In late afternoon trading in New York, the Dow Jones Industrial Average was steady at 15,326.26. The Standard & Poor's 500 Index fell 0.18 per cent while the Nasdaq Composite Index edged 0.06 per cent lower.
Initial claims for state unemployment benefits fell 31,000 to a seasonally adjusted 292,000, the lowest level since April 2006, according to the Labor Department said. However, the larger-than-expected drop was in part due to computer issues in two undisclosed states, lowering the number of reported applications.
Still, economists said the data were indicative of the recovery in the jobs market.
"While the information value of this week's report looks limited, claims have been signalling an improving labour market," Jim O'Sullivan, chief US economist at High Frequency Economics in Valhalla, New York, told Reuters.
Investors are gearing up for the Federal Reserve's two-day policy meeting, starting on September 17. Policy makers are expected to begin easing back the pace of its US$85 billion-a-month bond-buying program.
"If they cut by more than US$10 billion or US$15 billion, the initial reaction will be negative," Nicholas Colas, chief market strategist at the ConvergEx Group in New York, told Reuters.

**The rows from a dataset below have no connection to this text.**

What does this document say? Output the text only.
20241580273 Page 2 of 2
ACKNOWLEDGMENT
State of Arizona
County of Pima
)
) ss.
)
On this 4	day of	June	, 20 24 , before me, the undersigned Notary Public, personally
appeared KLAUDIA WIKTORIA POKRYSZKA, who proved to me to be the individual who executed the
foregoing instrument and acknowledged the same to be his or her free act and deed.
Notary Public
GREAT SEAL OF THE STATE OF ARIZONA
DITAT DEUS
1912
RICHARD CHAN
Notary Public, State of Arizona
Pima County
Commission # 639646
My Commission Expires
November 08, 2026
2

Colas expects a reduction of US$10 billion in purchases of Treasuries.
Gold prices fell after the jobless claims data. Gold futures for December delivery fell 2.6 per cent to US$1,327.80 an ounce on the Comex in New York.
"Today's data is another nail on the coffin, and people expect the announcement on tapering to come next week," Frank McGhee, the head dealer at Integrated Brokerage Services in Chicago, told Bloomberg News. "People are getting bearish about gold."
Shares of Walt Disney rose, last up 3.1 per cent, after the entertainment company announced plans to buy back US$6 billion to US$8 billion of its stock starting next year.
Shares of Lululemon Athletica dropped, last 4.8 per cent weaker, after the yoga-wear retailer downgraded its full-year profit forecast.
Meanwhile the US budget deficit shrank to US$147.9 billion in August, from US$190.5 billion in the same month last year, according to the Treasury Department.
In Europe, the Stoxx 600 Index ended the day about 0.1 per cent lower than the previous close. France's CAC 40 fell 0.3 per cent. Both the UK's FTSE 100 and Germany's DAX closed at a similar level to the previous day.
Euro-zone industrial production shrank more than expected in July, declining 1.5 per cent from June, according to European Union's statistics office. That's bad news for the fragile recovery of the region.
The "data call into question the region's recovery," Chris Williamson, chief economist at Markit Economics in London, told Bloomberg News. "There is clearly a risk that GDP could contract again in the third quarter, as some of this second-quarter growth proves to have been only temporary."